The benefit to companies of bundling products and services is complicated. Consumers will demand more compensation and feel greater dissatisfaction if a component is missing from a bundle than if it is missing in isolation. However, consumers will be willing to pay less for an item added to a bundle (and derive less satisfaction from that item) compared to the same item purchased separately.
Bundling products and services together impacts the perceived value of the individual items in that bundle in surprising ways. Recent research from professor Ayelet Fishbach of the University of Chicago’s Booth School of Business, working in collaboration with doctoral student Franklin Shaddy, shows an asymmetry in the valuation of individual items depending on whether the item is being added and subtracted from a bundle.
According to the researchers, consumers will ask for more compensation from the loss of items from bundles, compared to the loss of the items in isolation. However, consumers will be willing to pay less for items that are added to bundles than they would pay for the identical items purchased separately.
Through a series of studies, the researchers explored the reasons for, and implications of, this loss vs. add asymmetry in valuation.

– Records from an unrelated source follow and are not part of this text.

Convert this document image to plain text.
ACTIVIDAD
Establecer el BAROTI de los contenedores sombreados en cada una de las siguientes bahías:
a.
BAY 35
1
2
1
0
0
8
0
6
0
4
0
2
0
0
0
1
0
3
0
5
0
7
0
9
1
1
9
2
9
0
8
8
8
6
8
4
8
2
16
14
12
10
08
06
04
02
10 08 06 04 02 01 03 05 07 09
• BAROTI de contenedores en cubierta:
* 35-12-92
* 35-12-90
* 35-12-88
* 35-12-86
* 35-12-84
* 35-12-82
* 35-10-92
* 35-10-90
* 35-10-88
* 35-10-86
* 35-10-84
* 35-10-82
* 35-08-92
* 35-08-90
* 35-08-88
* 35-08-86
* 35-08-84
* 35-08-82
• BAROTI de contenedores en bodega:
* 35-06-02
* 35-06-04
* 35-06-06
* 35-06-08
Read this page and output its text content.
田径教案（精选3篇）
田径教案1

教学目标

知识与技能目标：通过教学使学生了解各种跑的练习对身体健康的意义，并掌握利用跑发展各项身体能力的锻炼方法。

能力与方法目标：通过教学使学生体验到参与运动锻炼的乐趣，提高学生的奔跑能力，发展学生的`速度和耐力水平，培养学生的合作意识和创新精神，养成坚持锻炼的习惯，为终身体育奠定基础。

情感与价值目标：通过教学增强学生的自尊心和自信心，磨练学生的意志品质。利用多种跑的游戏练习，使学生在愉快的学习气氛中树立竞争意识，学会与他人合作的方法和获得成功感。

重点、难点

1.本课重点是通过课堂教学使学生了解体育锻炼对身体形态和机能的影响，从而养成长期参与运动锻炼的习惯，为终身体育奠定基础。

In one study, for example, participants who received four chocolate truffles as a bundle (called the ‘Lindt LINDOR Chocolate Truffle Bundle’) asked a higher price for selling one of the truffles than participants who received the truffles as separate items. In the same study, participants who received three truffles as a bundle were willing to pay a lower price for a fourth truffle than the participants who received the truffles as separate items.
This study confirmed the asymmetry in valuation described above. When selling a truffle, participants in the bundle condition put a higher value on the loss of their truffle than the participants in the separate condition. When buying a truffle, participants in the bundle condition put a lower value on adding a truffle than the participants in the separate condition.
Why the difference?
The explanation according to the researchers is that a bundle is what they call a gestalt, which refers to a holistic unit that is more than the sum of its parts. In other words, consumers don’t see a bundle as separate items tied together, but as a single inseparable item. For them, removing an item from a bundle involves breaking apart a unit; adding an item to a bundle is simply sticking an ‘add-on’ to the unit. The loss of breaking something apart is greater than the gain of an additional piece — thus the loss/add asymmetry related to bundles.

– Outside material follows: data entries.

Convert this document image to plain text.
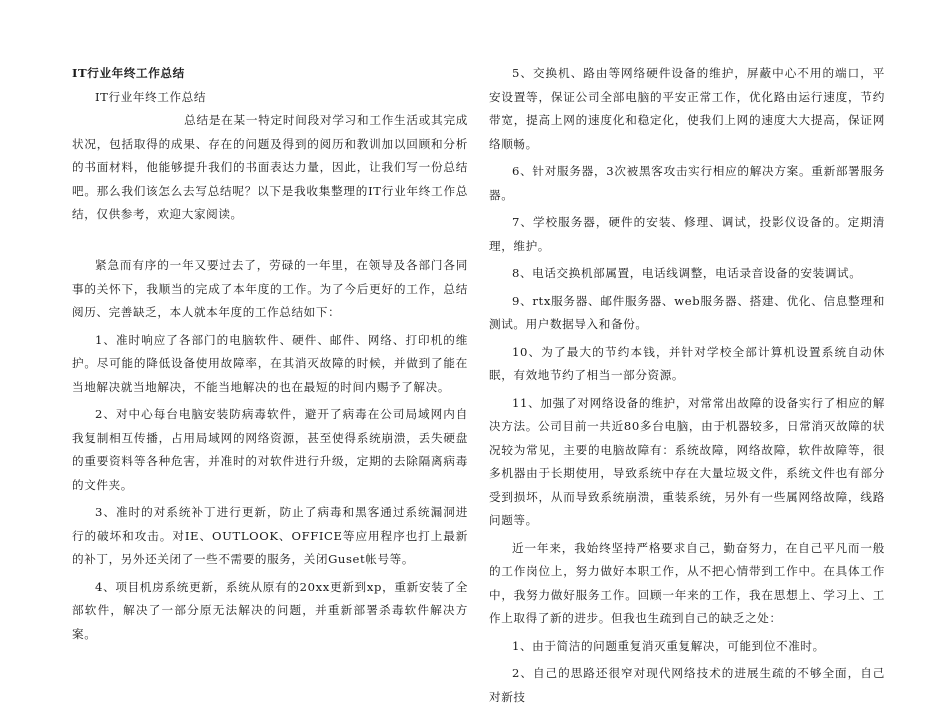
IT行业年终工作总结

IT行业年终工作总结

总结是在某一特定时间段对学习和工作生活或其完成状况，包括取得的成果、存在的问题及得到的阅历和教训加以回顾和分析的书面材料，他能够提升我们的书面表达力量，因此，让我们写一份总结吧。那么我们该怎么去写总结呢？以下是我收集整理的IT行业年终工作总结，仅供参考，欢迎大家阅读。

紧急而有序的一年又要过去了，劳碌的一年里，在领导及各部门各同事的关怀下，我顺当的完成了本年度的工作。为了今后更好的工作，总结阅历、完善缺乏，本人就本年度的工作总结如下：

1、准时响应了各部门的电脑软件、硬件、邮件、网络、打印机的维护。尽可能的降低设备使用故障率，在其消灭故障的时候，并做到了能在当地解决就当地解决，不能当地解决的也在最短的时间内赐予了解决。

2、对中心每台电脑安装防病毒软件，避开了病毒在公司局域网内自我复制相互传播，占用局域网的网络资源，甚至使得系统崩溃，丢失硬盘的重要资料等各种危害，并准时的对软件进行升级，定期的去除隔离病毒的文件夹。

3、准时的对系统补丁进行更新，防止了病毒和黑客通过系统漏洞进行的破坏和攻击。对IE、OUTLOOK、OFFICE等应用程序也打上最新的补丁，另外还关闭了一些不需要的服务，关闭Guset帐号等。

4、项目机房系统更新，系统从原有的20xx更新到xp，重新安装了全部软件，解决了一部分原无法解决的问题，并重新部署杀毒软件解决方案。

5、交换机、路由等网络硬件设备的维护，屏蔽中心不用的端口，平安设置等，保证公司全部电脑的平安正常工作，优化路由运行速度，节约带宽，提高上网的速度化和稳定化，使我们上网的速度大大提高，保证网络顺畅。

6、针对服务器，3次被黑客攻击实行相应的解决方案。重新部署服务器。

7、学校服务器，硬件的安装、修理、调试，投影仪设备的。定期清理，维护。

8、电话交换机部属置，电话线调整，电话录音设备的安装调试。

9、rtx服务器、邮件服务器、web服务器、搭建、优化、信息整理和测试。用户数据导入和备份。

10、为了最大的节约本钱，并针对学校全部计算机设置系统自动休眠，有效地节约了相当一部分资源。

11、加强了对网络设备的维护，对常常出故障的设备实行了相应的解决方法。公司目前一共近80多台电脑，由于机器较多，日常消灭故障的状况较为常见，主要的电脑故障有：系统故障，网络故障，软件故障等，很多机器由于长期使用，导致系统中存在大量垃圾文件，系统文件也有部分受到损坏，从而导致系统崩溃，重装系统，另外有一些属网络故障，线路问题等。

近一年来，我始终坚持严格要求自己，勤奋努力，在自己平凡而一般的工作岗位上，努力做好本职工作，从不把心情带到工作中。在具体工作中，我努力做好服务工作。回顾一年来的工作，我在思想上、学习上、工作上取得了新的进步。但我也生疏到自己的缺乏之处：

1、由于简洁的问题重复消灭重复解决，可能到位不准时。

2、自己的思路还很窄对现代网络技术的进展生疏的不够全面，自己对新技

This asymmetry can be expressed in other ways. The researchers demonstrate in a third study that consumers feel greater dissatisfaction from losing an item from a bundle than from adding an item to a bundle.
However, according to a fourth study, if items in a bundle are identical or undifferentiated (for example, a three-pack of gum vs. the four differently flavoured chocolate truffles), the bundle is less likely to be viewed as a gestalt unit, and the valuation asymmetry will be attenuated.
A fifth study pinpointed one of the reasons viewing bundles as a gestalt leads to asymmetry in valuation: consumers feel a greater need to replace a missing item from a bundle than a missing item lost in isolation. A missing item from a bundle leaves behind an incomplete or ‘broken’ unit.
Finally, the researchers explored how the completion factor (that is, when the item being subtracted or added completes the set) negates the asymmetric bundling on valuation. In other words, whether the item is being added or subtracted (think of a stamp that completes a set of stamps), it has the same value.
This research reveals that the effectiveness of bundling as a marketing strategy is more nuanced than marketers might expect. One clear implication is that pricing decisions should take into account the asymmetry in customer’s valuation between an item dropped from a bundle and an item added to the bundle.
The studies also show the potential pitfall of using bundled products and services to entice consumers with discounts: the strategy will backfire if one of the components of the bundle fails or is unavailable, since consumers will be more dissatisfied and demand more compensation than if the missing or unavailable component had not been bundled in the first place.
Ironically, however, while the research highlights the potential drawbacks of bundles, it also reinforces the fact that consumers prefer bundles specifically because of this gestalt effect: consumers like the unit created by the bundle (which is why they are so loath to break it apart).
The bottom line: Marketers are correct in assuming that consumers find bundles quite attractive, but would do well to remember the asymmetric variables explored in this research. This is a case where caveat venditor (seller beware) applies more than the familiar caveat emptor (buyer beware).
Seller Beware: How Bundling Affects Valuation. Franklin Shaddy & Ayelet Fishbach. Journal of Marketing Research (October 2017).